Clough, 30, offers classes at Bodystrong Fitness in Orleans and private lessons in her home in Eastham.

This morning Suzanne Bryan of Eastham is just finishing her lesson in Clough’s home studio. Clough’s husband Michael installed a bamboo floor, two poles—one 12 feet and the other nine – and mirrors in the large open room to create a studio. The other end of the room is a playroom for Clough’s children Maddox, four-and-a-half, and Fiona, two-and-a-half. The children of Clough’s private students are welcome to join Maddox and Fiona during their mothers’ lessons, adding to the congeniality of the setting.

Forms of pole dance date back hundreds of years to ancient China and India, according to the website of the International Pole Dance Fitness Association. In the U.S. in the 1920s, “Hoochi Coochi” women danced with the pole holding up the tent of the traveling circus they were a part of. This morphed, in 1968, into a “gentleman’s club” erotic pole dance act. Today the sport has morphed again to become so popular that there is a movement afoot to include pole dance in the Olympics.

“It’s OK,” Clough says, summing up pole dance’s checkered history. “The pole can be whatever you want it to be.”

“I’m here to empower women. Moms come to me—they can’t stand to look in the mirror. Through pole dance they have gotten physical strength and confidence back. The pole means confidence.”

— Jena Clough

Pole dance is a form of acrobatics in which participants use just about every muscle in their body. “You’re losing weight and you’re not even knowing you’re doing it,” Clough says. A one-hour session on the pole can burn up to 400 calories and involve a cardio workout.

As her lesson winds down, Bryan asks for a few clarifications on what she has just learned, using terms like “twister grip,” “static pass” and “bunny” (a dance maneuver). After Clough quickly runs through a few moves on the pole, she assigns Bryan homework—Bryan practices on a pole in her home—because Bryan will enter her first competition sponsored by the Pole Sport Organization in Boston next month. In fact, Clough, Bryan, and four other students will participate. Competitions are held on poles that are 12 to 14 feet tall, Clough says.
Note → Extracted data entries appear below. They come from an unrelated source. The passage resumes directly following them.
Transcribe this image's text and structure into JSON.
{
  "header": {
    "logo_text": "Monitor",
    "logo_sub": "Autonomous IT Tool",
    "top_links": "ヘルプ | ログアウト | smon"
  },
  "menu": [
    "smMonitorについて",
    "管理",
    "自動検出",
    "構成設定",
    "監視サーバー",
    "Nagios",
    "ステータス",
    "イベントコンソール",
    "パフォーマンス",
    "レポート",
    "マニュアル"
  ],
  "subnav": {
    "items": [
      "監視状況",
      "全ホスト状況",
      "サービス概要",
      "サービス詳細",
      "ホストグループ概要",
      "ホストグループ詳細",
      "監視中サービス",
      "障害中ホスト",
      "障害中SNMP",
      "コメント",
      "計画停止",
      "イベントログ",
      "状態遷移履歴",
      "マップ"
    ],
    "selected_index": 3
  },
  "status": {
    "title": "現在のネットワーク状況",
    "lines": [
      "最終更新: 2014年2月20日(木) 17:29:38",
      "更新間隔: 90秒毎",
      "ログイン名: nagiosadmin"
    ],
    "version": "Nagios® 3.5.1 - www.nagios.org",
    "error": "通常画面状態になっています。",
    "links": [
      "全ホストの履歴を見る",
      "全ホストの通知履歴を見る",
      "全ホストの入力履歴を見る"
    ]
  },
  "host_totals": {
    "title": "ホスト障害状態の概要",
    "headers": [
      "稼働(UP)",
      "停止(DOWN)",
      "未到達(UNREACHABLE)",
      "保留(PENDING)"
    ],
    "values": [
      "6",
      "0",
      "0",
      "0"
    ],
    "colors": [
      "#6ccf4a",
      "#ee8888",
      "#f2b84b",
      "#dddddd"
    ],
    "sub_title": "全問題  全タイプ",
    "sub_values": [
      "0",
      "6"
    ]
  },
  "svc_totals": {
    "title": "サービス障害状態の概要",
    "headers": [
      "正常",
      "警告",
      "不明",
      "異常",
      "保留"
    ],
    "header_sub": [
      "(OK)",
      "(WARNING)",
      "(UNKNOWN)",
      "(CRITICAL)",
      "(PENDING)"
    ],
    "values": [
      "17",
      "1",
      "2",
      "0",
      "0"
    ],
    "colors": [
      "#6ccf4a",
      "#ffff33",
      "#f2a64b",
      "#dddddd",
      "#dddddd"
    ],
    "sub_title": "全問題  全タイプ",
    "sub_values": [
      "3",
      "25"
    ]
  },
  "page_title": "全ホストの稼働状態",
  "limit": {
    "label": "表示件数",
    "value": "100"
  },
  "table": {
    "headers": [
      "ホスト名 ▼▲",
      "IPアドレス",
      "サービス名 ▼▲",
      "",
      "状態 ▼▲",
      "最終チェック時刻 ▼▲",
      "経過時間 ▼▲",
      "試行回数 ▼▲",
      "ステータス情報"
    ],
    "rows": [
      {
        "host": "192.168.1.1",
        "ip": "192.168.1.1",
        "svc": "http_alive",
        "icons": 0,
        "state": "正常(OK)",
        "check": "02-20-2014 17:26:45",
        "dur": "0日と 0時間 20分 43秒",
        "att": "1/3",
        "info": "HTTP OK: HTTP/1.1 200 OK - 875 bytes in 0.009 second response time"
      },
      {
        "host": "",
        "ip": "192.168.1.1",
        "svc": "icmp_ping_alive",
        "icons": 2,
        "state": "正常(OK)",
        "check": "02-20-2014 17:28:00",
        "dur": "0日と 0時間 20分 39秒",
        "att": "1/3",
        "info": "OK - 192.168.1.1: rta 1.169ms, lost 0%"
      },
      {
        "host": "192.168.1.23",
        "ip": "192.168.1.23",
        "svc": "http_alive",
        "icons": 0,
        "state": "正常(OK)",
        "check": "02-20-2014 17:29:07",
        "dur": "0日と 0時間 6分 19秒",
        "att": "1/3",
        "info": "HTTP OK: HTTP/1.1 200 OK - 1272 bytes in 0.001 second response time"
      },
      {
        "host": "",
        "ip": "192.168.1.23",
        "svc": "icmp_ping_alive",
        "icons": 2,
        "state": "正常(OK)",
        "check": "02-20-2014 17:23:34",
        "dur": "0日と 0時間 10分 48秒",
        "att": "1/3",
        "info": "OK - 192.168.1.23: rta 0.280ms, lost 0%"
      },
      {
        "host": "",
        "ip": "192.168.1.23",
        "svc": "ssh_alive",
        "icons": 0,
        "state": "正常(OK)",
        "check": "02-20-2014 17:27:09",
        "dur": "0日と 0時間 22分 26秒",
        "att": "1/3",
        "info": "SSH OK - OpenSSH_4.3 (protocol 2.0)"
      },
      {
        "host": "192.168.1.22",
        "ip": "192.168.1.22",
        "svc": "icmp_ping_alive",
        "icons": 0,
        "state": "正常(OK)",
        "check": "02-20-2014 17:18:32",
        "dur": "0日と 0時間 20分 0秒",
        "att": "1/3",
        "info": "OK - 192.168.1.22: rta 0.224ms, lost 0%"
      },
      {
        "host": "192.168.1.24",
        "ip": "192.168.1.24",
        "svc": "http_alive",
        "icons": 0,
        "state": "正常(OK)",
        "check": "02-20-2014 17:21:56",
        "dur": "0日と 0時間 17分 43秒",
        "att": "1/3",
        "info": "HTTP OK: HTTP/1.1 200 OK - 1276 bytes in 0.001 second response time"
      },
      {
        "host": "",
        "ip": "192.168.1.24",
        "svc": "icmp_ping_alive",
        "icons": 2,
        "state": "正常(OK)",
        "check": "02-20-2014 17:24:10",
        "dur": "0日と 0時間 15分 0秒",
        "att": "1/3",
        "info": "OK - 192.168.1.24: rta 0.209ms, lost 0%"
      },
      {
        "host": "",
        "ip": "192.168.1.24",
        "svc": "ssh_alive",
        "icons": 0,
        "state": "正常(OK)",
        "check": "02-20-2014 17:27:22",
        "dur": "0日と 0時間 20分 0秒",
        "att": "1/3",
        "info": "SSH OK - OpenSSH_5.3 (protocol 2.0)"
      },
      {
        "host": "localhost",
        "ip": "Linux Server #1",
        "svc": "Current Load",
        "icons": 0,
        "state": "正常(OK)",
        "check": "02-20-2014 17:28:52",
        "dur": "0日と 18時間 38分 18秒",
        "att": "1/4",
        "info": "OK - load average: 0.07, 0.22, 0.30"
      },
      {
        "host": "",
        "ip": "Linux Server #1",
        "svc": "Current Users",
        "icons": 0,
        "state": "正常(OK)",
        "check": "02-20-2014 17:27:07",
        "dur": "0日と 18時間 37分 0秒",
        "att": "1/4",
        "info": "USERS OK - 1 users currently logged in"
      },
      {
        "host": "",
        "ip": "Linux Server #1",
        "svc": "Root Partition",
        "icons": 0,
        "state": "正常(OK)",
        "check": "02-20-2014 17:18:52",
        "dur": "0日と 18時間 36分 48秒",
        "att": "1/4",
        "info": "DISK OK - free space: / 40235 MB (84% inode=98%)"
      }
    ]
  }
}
“You’re losing weight and you’re not even knowing you’re doing it.”

— Jena Clough

Clough, who grew up in Eastham and graduated from Nauset Regional High School in 2006, began pole dance nine years ago when she wanted to take a dance class. “I didn’t click with ballet, I wanted hip hop,” she says. After doing a Google search, she located a pole dance class in Yarmouth. “I was hooked.” Shortly after that she bought a pole, a portable version of which retails for about $299, and got very serious with her training.

Before this, Clough had been a surfer and even taught surfing nearby at Nauset Beach. After high school, she picked up business experience working at a toy store that her father owned. During this period she married and also had her two children. So a year and a half ago, when she contemplated going into full-time business for herself, it was “scary,” she recalls.